Indigeneity and Decolonization in a North American Context, an eight-session course supported by Lassonde EDI Seed Funding, concluded its exploration of themes, methods and concepts in Indigenous studies and knowledge in relation to ideas in sociology.
The course, which successfully concluded in March, was open to the Lassonde community – including students, staff and faculty members.
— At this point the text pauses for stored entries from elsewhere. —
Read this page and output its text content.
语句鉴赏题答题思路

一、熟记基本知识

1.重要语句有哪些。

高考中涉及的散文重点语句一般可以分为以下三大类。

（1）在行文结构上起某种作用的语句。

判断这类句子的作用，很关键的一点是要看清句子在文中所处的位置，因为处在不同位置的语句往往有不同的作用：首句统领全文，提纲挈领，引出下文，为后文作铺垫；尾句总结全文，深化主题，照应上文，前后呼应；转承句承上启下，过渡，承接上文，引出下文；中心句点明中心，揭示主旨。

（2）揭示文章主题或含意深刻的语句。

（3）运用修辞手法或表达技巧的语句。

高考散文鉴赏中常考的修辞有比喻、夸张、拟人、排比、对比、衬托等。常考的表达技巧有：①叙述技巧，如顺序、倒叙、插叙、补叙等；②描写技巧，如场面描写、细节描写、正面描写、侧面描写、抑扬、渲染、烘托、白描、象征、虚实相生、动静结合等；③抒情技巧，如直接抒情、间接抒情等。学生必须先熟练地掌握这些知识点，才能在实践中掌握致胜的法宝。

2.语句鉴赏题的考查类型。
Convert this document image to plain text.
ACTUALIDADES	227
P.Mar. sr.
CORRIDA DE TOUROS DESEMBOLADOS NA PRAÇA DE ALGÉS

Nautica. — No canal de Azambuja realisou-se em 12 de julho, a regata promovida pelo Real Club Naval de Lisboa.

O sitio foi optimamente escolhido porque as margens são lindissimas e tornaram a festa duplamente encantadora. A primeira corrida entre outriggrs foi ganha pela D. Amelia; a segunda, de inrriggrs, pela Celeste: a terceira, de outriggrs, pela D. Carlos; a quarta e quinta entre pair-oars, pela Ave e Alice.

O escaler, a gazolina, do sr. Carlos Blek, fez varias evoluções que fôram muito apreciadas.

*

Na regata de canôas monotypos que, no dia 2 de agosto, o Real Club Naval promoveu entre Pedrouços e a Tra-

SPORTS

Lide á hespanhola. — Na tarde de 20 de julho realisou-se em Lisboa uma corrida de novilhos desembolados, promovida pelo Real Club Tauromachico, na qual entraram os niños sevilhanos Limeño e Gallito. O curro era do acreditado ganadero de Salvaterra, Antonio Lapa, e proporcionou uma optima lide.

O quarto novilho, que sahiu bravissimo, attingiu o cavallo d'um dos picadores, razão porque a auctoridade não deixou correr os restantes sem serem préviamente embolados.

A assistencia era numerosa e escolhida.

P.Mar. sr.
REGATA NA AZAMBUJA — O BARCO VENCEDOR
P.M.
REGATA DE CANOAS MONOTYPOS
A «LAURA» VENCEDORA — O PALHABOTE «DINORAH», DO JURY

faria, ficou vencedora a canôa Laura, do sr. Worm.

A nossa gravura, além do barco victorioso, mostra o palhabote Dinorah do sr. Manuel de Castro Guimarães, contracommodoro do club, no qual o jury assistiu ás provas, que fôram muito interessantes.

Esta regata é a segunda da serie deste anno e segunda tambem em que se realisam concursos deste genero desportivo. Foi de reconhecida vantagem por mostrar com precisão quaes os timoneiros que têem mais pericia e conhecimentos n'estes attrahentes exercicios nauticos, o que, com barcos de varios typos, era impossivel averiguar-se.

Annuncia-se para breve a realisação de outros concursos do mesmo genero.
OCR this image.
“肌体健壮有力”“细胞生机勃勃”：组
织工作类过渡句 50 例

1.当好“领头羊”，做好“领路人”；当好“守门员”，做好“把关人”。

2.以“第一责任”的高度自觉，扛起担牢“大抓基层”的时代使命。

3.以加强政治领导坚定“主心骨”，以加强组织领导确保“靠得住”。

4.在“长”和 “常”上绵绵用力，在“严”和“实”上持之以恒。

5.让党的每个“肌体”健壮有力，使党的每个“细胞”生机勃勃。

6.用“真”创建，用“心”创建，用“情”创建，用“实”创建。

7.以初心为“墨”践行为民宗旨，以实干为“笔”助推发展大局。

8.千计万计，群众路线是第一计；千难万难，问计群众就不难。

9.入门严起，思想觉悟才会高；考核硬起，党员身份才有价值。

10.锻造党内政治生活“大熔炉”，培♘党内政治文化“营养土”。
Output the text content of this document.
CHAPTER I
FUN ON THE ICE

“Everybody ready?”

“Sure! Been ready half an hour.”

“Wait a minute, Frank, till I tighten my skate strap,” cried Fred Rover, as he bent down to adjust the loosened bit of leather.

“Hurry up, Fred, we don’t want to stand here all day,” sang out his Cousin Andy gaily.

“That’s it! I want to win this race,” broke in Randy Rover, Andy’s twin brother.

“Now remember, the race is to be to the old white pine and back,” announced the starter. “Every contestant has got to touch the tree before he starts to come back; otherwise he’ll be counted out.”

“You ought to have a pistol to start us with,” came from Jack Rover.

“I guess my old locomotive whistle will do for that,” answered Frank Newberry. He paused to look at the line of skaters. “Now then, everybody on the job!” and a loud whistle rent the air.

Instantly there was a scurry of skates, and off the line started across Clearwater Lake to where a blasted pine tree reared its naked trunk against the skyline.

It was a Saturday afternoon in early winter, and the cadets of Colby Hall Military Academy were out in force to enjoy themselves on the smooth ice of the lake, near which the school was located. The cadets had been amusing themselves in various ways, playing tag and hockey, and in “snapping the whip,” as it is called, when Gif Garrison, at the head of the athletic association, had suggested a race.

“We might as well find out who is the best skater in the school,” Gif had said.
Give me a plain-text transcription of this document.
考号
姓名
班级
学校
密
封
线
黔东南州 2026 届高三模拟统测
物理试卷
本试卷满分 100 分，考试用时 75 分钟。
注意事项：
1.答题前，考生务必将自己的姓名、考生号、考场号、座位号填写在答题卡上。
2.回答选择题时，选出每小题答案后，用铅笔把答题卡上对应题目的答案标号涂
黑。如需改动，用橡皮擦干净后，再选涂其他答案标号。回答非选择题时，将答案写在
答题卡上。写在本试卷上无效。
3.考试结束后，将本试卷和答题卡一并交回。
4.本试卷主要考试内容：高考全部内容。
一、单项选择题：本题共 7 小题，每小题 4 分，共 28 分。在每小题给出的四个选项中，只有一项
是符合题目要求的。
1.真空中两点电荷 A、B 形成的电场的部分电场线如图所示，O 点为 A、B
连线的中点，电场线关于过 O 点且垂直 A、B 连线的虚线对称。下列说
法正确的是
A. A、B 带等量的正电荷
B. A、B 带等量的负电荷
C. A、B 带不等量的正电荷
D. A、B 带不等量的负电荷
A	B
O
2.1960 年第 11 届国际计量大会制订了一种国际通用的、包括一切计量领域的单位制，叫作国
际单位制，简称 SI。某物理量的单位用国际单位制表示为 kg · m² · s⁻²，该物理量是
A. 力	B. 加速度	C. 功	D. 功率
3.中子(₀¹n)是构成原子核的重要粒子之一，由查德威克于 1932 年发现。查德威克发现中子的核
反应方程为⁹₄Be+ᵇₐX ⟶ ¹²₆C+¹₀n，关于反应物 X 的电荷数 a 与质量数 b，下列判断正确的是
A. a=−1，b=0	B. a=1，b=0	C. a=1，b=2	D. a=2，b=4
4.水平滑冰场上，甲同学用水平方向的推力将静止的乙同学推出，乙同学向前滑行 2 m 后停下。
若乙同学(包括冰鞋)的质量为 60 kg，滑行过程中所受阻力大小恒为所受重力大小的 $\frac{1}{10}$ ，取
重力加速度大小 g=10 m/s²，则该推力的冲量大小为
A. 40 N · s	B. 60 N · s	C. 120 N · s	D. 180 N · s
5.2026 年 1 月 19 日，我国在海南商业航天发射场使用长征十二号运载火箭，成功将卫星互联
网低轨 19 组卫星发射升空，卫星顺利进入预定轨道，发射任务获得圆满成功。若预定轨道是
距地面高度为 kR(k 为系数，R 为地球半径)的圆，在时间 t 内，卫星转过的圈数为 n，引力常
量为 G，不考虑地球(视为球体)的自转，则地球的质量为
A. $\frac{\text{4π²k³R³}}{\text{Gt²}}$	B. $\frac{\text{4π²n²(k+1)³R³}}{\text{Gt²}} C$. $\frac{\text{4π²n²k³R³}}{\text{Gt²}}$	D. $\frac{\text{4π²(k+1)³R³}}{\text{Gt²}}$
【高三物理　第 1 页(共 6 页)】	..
It focused on the “truth about colonialism,” based on Indigenous history and ethnographies, to demonstrate the impact of white colonial history on all Indigenous people, within a North American context.
Indigenous feminism and storytelling were at the forefront of this course, along with discussions about the colonial structures that have facilitated limited access to resources for Indigenous people with regard to employment, education, housing and more.
A significant portion also outlined the perspective of a settler scholar, as part of a decolonial movement, to teach the disruption of colonial policies, procedures and institutional structures that work towards the eradication, marginalization and oppression of Indigenous people in Canada.
This course was a result of the successful application by Jeffrey Harris, associate professor and director of Common Engineering, as well as Emma Posca, a PhD candidate, former Lassonde staff member and current teaching assistant in the Department of Electrical Engineering and Computer Science.
Posca led the course, drawing on her PhD work in the School of Gender, Feminist and Sexuality Studies, and her dissertation which uses theories, methods and concepts such as Indigenous feminism, allyship, intersectionality, critical race theory, ethnography, patriarchy, colonialism and decolonization.
The curriculum also included several guest speakers, including Alejandro Mayoral, executive director and founder at Indigenous Friends Association, and Jennifer Meness, Bawajigan Waabanong (Dreams Tomorrow’s Dawn) Migizi minwa Biné Dodemok from the Algonquins of Pikwakanagan First Nation and assistant professor of Indigenous studies at Toronto Metropolitan University.
“I want to give a big thank you and shoutout to Emma Posca for organizing this course and sharing her knowledge with us,” says Harris. “I found that this learning opportunity was thought-provoking.”
Posca shared the spirit of gratitude. “The support shown to me by Harris has been unparalleled,” says Posca. “I also want to recognize Lassonde’s EDI Seed Funding that made this series possible. I am honoured and privileged to be a part of this initiative. All the participants joined class activities with enthusiasm and encouraged each other to learn, feel safe, share great ideas and get creative.”
Indigeneity and Decolonization in a North American Context was one of six projects that received funding as part of the EDI Seed Funding Initiative introduced in 2022, to promote a culture of EDI at the School while helping to remove systemic barriers for faculty, students and staff in academia. “It is our responsibility to work towards Indigenization and decolonization of the macro (the academy) and the micro (the classroom) so that more Indigenous people can have places and spaces that are reflective and inclusive,” concluded Posca. “I will continue to work hard towards Indigenization and decolonization initiatives and encourage others to do the same through initiatives like this one.”